These works have provided useful strategies for protein quantitative analysis, but there still exist some limitations. First, the protein patterns were represented by only fluorescent object features in these methods. Considering the remarkable representation power of CNNs, more accurate descriptors should be adopted. Second, due to the constraint of quantitatively labeled data, the unmixing was only performed on two subcellular location classes, i.e. mitochondrion and lysosome. The VW-SVM model could not be extended to other classes because the training process requires lots of mixed data labeled with fraction annotations. Therefore, it is necessary to develop new models with high accuracy and better applicability for protein subcellular location pattern unmixing.

In this study, we proposed a new deep-learning-based unmixing method, called DULoc, to quantify the fractions of protein distribution in subcellular compartments. The DULoc has two core modules, where the first one used the bestfitting network to construct a feature space for IF images, and the second utilized a combined nonlinear approach to decompose the mixed patterns. The model did not need large amount of quantitatively labeled data to train, and it was tested effective on the real labeled dataset, a synthetic dataset and a large-scale quantitative analysis of images in the HPA database.

2 Materials and methods

2.1 Datasets

There were two datasets used during the construction of our unmixing models (Fig. 1).

Fig. 1.

Flowchart of the experiments in this article. There are two sections, i.e. the construction of DULoc model and its application. In the first section, the fluorescence images were processed by the deep learning module to extract subcellular pattern features. The fundamental patterns are the patterns of single-location proteins and the mixed patterns are those of multi-label proteins. Each mixed pattern was decomposed by the pattern unmixing module to get fractions. The unmixing module was tested on a real and a synthetic dataset, and the final DULoc was constructed according to their results.
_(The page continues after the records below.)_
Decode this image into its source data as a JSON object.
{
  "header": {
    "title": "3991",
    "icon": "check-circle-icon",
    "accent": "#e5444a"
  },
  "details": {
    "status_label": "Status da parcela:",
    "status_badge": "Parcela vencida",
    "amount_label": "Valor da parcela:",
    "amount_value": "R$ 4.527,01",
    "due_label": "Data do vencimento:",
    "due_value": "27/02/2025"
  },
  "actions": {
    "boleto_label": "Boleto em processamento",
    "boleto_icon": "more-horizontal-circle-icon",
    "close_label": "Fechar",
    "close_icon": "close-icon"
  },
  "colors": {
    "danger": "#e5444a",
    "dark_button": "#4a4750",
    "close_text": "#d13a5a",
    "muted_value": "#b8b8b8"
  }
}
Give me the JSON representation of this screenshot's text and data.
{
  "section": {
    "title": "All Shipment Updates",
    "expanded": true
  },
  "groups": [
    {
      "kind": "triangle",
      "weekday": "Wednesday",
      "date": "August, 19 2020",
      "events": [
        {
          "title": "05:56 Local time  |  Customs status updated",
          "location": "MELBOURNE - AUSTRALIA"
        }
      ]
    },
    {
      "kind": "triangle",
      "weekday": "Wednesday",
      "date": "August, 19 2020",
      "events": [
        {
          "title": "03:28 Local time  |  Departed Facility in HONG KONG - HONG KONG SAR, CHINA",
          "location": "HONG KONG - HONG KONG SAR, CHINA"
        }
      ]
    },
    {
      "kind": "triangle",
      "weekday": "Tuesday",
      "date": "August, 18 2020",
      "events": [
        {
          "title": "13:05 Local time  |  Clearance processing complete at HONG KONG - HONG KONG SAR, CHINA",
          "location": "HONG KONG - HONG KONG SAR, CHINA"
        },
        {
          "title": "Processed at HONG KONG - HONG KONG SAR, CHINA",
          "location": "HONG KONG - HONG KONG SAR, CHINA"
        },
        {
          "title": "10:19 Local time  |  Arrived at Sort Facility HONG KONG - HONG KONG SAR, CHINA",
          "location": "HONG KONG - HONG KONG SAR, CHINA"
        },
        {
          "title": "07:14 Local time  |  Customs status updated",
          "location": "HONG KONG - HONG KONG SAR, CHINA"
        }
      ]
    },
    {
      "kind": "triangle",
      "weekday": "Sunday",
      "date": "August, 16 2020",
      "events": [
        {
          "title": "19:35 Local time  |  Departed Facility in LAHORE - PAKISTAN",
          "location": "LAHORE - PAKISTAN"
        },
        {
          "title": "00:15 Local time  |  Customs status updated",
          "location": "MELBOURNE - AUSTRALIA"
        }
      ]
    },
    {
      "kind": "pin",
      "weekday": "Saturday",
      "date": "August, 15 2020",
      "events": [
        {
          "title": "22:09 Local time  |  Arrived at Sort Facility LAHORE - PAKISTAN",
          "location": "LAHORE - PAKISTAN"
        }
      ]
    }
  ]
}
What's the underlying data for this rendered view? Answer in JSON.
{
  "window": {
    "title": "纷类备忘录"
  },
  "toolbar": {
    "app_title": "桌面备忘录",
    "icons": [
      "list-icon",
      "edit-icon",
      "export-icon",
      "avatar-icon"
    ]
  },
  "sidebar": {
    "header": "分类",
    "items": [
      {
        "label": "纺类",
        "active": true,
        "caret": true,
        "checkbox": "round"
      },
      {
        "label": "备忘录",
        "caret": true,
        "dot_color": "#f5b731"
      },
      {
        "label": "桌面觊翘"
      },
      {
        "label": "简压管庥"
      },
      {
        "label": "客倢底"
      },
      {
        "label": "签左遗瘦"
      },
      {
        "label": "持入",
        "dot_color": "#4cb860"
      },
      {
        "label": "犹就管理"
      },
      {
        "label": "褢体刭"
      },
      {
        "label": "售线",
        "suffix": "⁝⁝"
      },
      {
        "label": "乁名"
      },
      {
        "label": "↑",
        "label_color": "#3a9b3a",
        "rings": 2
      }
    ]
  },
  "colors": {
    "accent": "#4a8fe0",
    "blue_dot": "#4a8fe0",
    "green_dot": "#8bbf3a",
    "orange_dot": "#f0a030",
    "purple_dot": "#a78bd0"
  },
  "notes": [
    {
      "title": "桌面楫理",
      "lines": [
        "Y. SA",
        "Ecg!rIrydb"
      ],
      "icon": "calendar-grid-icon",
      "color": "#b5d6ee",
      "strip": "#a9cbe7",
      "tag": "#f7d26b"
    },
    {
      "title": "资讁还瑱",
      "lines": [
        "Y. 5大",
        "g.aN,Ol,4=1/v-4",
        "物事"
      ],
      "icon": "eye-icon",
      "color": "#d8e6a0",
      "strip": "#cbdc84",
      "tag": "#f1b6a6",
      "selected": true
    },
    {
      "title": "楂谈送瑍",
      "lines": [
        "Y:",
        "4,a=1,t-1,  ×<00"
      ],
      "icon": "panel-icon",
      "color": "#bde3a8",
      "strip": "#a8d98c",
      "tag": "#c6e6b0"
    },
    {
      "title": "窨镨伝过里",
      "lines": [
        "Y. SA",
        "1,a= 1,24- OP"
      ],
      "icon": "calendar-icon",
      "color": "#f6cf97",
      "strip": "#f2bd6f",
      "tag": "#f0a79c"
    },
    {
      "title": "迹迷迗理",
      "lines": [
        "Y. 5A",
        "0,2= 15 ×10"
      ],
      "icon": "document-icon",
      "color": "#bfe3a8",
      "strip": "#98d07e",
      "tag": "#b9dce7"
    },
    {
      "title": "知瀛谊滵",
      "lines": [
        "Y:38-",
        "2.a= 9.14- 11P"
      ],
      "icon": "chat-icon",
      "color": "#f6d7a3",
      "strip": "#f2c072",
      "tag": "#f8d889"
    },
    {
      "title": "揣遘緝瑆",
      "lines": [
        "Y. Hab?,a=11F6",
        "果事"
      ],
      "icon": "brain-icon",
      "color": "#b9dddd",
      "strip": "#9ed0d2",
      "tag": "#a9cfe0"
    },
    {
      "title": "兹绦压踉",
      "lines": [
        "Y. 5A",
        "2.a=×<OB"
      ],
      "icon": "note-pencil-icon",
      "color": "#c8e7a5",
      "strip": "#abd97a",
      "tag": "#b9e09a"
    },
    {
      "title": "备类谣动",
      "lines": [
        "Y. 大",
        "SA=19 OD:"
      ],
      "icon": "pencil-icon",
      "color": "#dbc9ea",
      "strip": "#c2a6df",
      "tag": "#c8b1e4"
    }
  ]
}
In the second section, the IF images with qualitative annotations from the HPA database were fed into the DULoc to get the fractions of proteins across the annotated subcellular locations. Evaluation of the fractions was based on the fact that each of the annotated subcellular locations for one image was manually assigned as either main or additional in the HPA. If all of the fraction(s) of protein in main location(s) are higher than those of additional location(s), the image would be regarded as a correct prediction. The consistency between the predicted fractions and the order of qualitative annotations was used as the evaluation criterion of the large-scale application

2.1.1 Real dataset

The first dataset was the fluorescence image dataset constructed by Murphy group (Peng et al., 2010). The dataset consisted of 64 groups of high-throughput microscopy images, where each group was labeled with a specific mixture fraction of fluorophore-tagged mitochondrial and lysosomal probes. The total number of images in the real dataset is 2056, and each image has nucleus and protein channels. The advantage of the real dataset is that the quantitative annotations are true and reliable, while the limitation is that there are only two labels assigned.

2.1.2 Synthetic dataset

As the fact that the real dataset only has two classes limits the generalization of unmixing algorithms for multi-label proteins, we tried to synthesize a new dataset with various mixed patterns. The steps of the image synthesis process are shown in Figure 2. First, 1648 IF images of the U-2 OS cell line that were annotated with one of five major subcellular locations, i.e. cytosol, nucleoplasm, plasma membrane, nucleoli and mitochondria, were selected from the HPA database. Each image has four channels, i.e. protein (green), nucleus (blue), ER (yellow) and microtubule (red). All of the images were annotated with enhanced or supported reliability in the database and can be regarded as pure fundamental patterns. Using cell masks provided by the HPA database, the images were segmented into single cells. Nucleus regions were also segmented by morphological operations to outline contours of the nuclei. Then, the subsequent processing for the segmented cells included rotating to make the long axis of nuclei horizontally and padding. This was to facilitate the matching of cells of different patterns. Pairs of regions that have over 90% overlap in nucleus masks and over 75% overlap in cell masks were selected to conduct cell mergence. The mergence assumed that a mixed subcellular location pattern was approximately the weighted sum over fundamental patterns. The cells of mixed patterns were generated with five concentration fractions, i.e. 0:1, 0.25:0.75, 0.5:0.5, 0.75:0.25 and 1:0 between two fundamental patterns. In addition, considering that the difference of IF image intensity between two images had impact on the protein quantitation, we adjusted the gray levels of images in mixed regions into similar distribution by matching the peak value in their gray histograms and scaling histograms. Finally, single-cell regions of the same mixed concentration fraction pattern were tiled to synthesize new images. The number of cells in each image was set to 9, as it is the average number of cells in one IF image in HPA (Li et al., 2012). These synthesized images would provide a supervised quantitative data source to estimate the performance of pattern unmixing models.

Fig. 2.

Flowchart of generating images of mixed patterns

2.2 Image representation by deep learning features

As the CNN model, bestfitting, has been demonstrated effective in protein image classification and its learned features have the ability to put multi-label proteins between clusters of single-location proteins (Ouyang et al., 2019), we used the bestfitting model to encode the subcellular location patterns in fluorescence images. The model was built by retraining DenseNet121 (Huang et al., 2017) using over 109 000 IF images from 28 subcellular location classes, with the loss function combining focal loss (Lin et al., 2017) and Lovász loss (Berman et al., 2018) to handle the class imbalance. To alleviate overfitting, data augmentation was utilized in the bestfitting during training and testing stage.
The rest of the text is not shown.